20.2 Verification status

  • Tax year: 2025
  • Effective law as of: 2026-05-27 (knowledge cutoff). OBBBA enacted 2025-07-04 P.L. 119-21.
  • Verified against: Rev. Proc. 2024-40, JCT explanation of OBBBA (JCS-1-25), IRS draft Form 1040 and instructions for tax year 2025
  • verified_by: pending — requires Circular 230 practitioner sign-off before output reaches taxpayer

20.3 Circular 230 §10.37 disclosure

This skill produces written advice within the meaning of Treas. Dept. Circular 230 §10.37(a). The skill:

  • Bases its conclusions on the facts the taxpayer represents in the intake; the practitioner must independently verify those facts.
  • Reasonably considers relevant legal authorities including the Code, regulations, IRS published guidance, and the OBBBA legislative text.
  • Does not take into account the possibility that a return will not be audited.
  • Does not contain a reliance opinion for §6662 substantial-understatement penalty purposes unless explicitly marked.
  • Is intended as a working draft for a credentialed reviewer (EA, CPA, or attorney). The reviewer is responsible for signing the return as paid preparer under §6695 and for compliance with §6694 preparer accuracy standards.

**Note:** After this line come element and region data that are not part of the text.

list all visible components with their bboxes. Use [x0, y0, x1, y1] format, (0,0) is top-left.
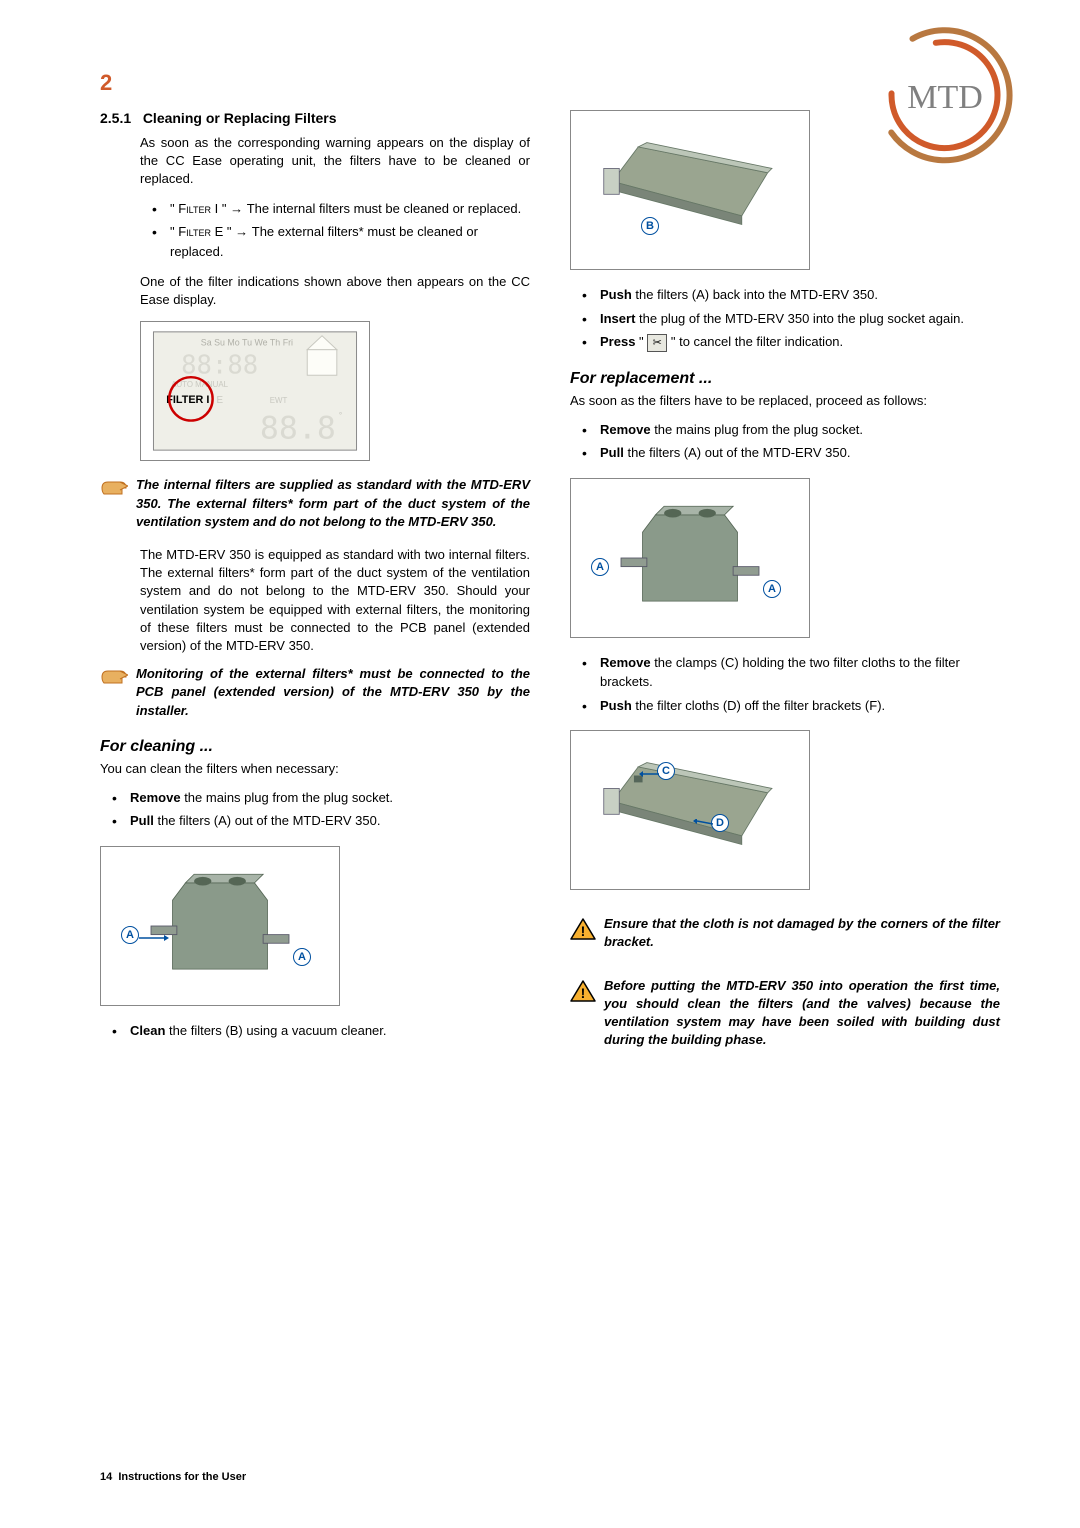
- indication-text: One of the filter indications shown abov…: [140, 273, 530, 309]
- figure-filter-b: B: [570, 110, 810, 270]
- svg-text:°: °: [339, 411, 343, 421]
- warning-triangle-icon: !: [570, 917, 596, 941]
- push-insert-press-list: Push the filters (A) back into the MTD-E…: [570, 285, 1000, 352]
- step-insert-plug: Insert the plug of the MTD-ERV 350 into …: [570, 309, 1000, 329]
- callout-a2: A: [293, 948, 311, 966]
- footer: 14 Instructions for the User: [100, 1471, 246, 1483]
- warning-first-operation: ! Before putting the MTD-ERV 350 into op…: [570, 977, 1000, 1050]
- filter-e-item: " Filter E " → The external filters* mus…: [140, 222, 530, 261]
- svg-text:FILTER I: FILTER I: [166, 394, 209, 406]
- svg-text:Sa Su Mo Tu We Th Fri: Sa Su Mo Tu We Th Fri: [201, 338, 293, 348]
- callout-b: B: [641, 217, 659, 235]
- cleaning-step-clean: Clean the filters (B) using a vacuum cle…: [100, 1021, 530, 1041]
- replacement-intro: As soon as the filters have to be replac…: [570, 392, 1000, 410]
- svg-text:88.8: 88.8: [260, 411, 336, 447]
- figure-unit-a-2: A A: [570, 478, 810, 638]
- cleaning-intro: You can clean the filters when necessary…: [100, 760, 530, 778]
- svg-text:88:88: 88:88: [181, 351, 258, 381]
- cleaning-steps-before: Remove the mains plug from the plug sock…: [100, 788, 530, 831]
- step-clean-vacuum: Clean the filters (B) using a vacuum cle…: [100, 1021, 530, 1041]
- figure-unit-a: A A: [100, 846, 340, 1006]
- callout-a1: A: [121, 926, 139, 944]
- warning-cloth: ! Ensure that the cloth is not damaged b…: [570, 915, 1000, 951]
- callout-d: D: [711, 814, 729, 832]
- step-push-filters: Push the filters (A) back into the MTD-E…: [570, 285, 1000, 305]
- replacement-steps2: Remove the clamps (C) holding the two fi…: [570, 653, 1000, 716]
- callout-a4: A: [763, 580, 781, 598]
- callout-c: C: [657, 762, 675, 780]
- page-number: 2: [100, 70, 112, 96]
- note-internal-filters: The internal filters are supplied as sta…: [100, 476, 530, 531]
- step-press-cancel: Press " ✂ " to cancel the filter indicat…: [570, 332, 1000, 352]
- hand-pointer-icon: [100, 667, 128, 687]
- filter-i-item: " Filter I " → The internal filters must…: [140, 199, 530, 219]
- cleaning-heading: For cleaning ...: [100, 738, 530, 756]
- replacement-steps1: Remove the mains plug from the plug sock…: [570, 420, 1000, 463]
- callout-a3: A: [591, 558, 609, 576]
- svg-text:MTD: MTD: [907, 79, 983, 116]
- cc-ease-display-figure: Sa Su Mo Tu We Th Fri 88:88 AUTO MANUAL …: [140, 321, 370, 461]
- right-column: B Push the filters (A) back into the MTD…: [570, 110, 1000, 1064]
- filter-code-list: " Filter I " → The internal filters must…: [140, 199, 530, 262]
- replacement-heading: For replacement ...: [570, 370, 1000, 388]
- rep-step-pull-filters: Pull the filters (A) out of the MTD-ERV …: [570, 443, 1000, 463]
- mtd-logo: MTD: [870, 20, 1020, 170]
- svg-text:E: E: [217, 395, 224, 406]
- intro-text: As soon as the corresponding warning app…: [140, 134, 530, 189]
- warning-triangle-icon: !: [570, 979, 596, 1003]
- step-pull-filters: Pull the filters (A) out of the MTD-ERV …: [100, 811, 530, 831]
- rep-step-push-cloths: Push the filter cloths (D) off the filte…: [570, 696, 1000, 716]
- step-remove-plug: Remove the mains plug from the plug sock…: [100, 788, 530, 808]
- svg-text:!: !: [581, 985, 586, 1001]
- note-monitoring: Monitoring of the external filters* must…: [100, 665, 530, 720]
- figure-filter-cd: C D: [570, 730, 810, 890]
- rep-step-remove-clamps: Remove the clamps (C) holding the two fi…: [570, 653, 1000, 692]
- hand-pointer-icon: [100, 478, 128, 498]
- cancel-button-icon: ✂: [647, 334, 667, 352]
- svg-text:!: !: [581, 923, 586, 939]
- left-column: 2.5.1 Cleaning or Replacing Filters As s…: [100, 110, 530, 1064]
- standard-equipment-text: The MTD-ERV 350 is equipped as standard …: [140, 546, 530, 655]
- rep-step-remove-plug: Remove the mains plug from the plug sock…: [570, 420, 1000, 440]
- section-heading: 2.5.1 Cleaning or Replacing Filters: [100, 110, 530, 126]
- svg-text:EWT: EWT: [270, 396, 288, 405]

The output of this skill is not a "covered opinion" under former Circular 230 §10.35 (rescinded 2014) but the practitioner remains subject to §10.37 written-advice standards.

20.4 Self-checks before submission

The reviewer must confirm:

  1. Filing status matches the 12/31/2025 marital and household facts.
  2. Each dependent satisfies §152(c) or §152(d); Form 8332 is on file if applicable.
  3. SS taxable amount uses Pub 915 Worksheet 1.
  4. Tax computation uses Qualified Dividends and Capital Gain Tax Worksheet when LTCG/QDIV present.
  5. NIIT (Form 8960) computed when AGI > §1411 threshold.
  6. Additional Medicare Tax (Form 8959) reconciled to W-2 Box 6 + 1099 withholding.
  7. AMT (Form 6251) at least run mentally for ISO exercises, large PAB interest, or high LTCG with ordinary AMTI in phaseout.
  8. Schedule B questions Part III answered correctly (foreign account, foreign trust).
  9. SALT phaseout (OBBBA §70401(b)) applied if MAGI > $500k.
  10. §25D / §30D OBBBA termination dates verified for any 2025 credit claim.
  11. Kiddie tax Form 8615 for dependents with unearned income > $2,700.
  12. RMD satisfied for taxpayers age 73+ (§401(a)(9), §4974); 25% / 10% penalty on Form 5329 if not.
  13. 1095-A reconciliation on Form 8962 if marketplace coverage.
  14. Direct deposit routing/account verified character by character.
  15. Preparer signature, PTIN, firm EIN, and §6695 due diligence checklist (Form 8867 for EITC, CTC, AOTC, HoH) complete.

End of skill. Load alongside us-tax-workflow-base. Refer downstream to state assembly skills as applicable.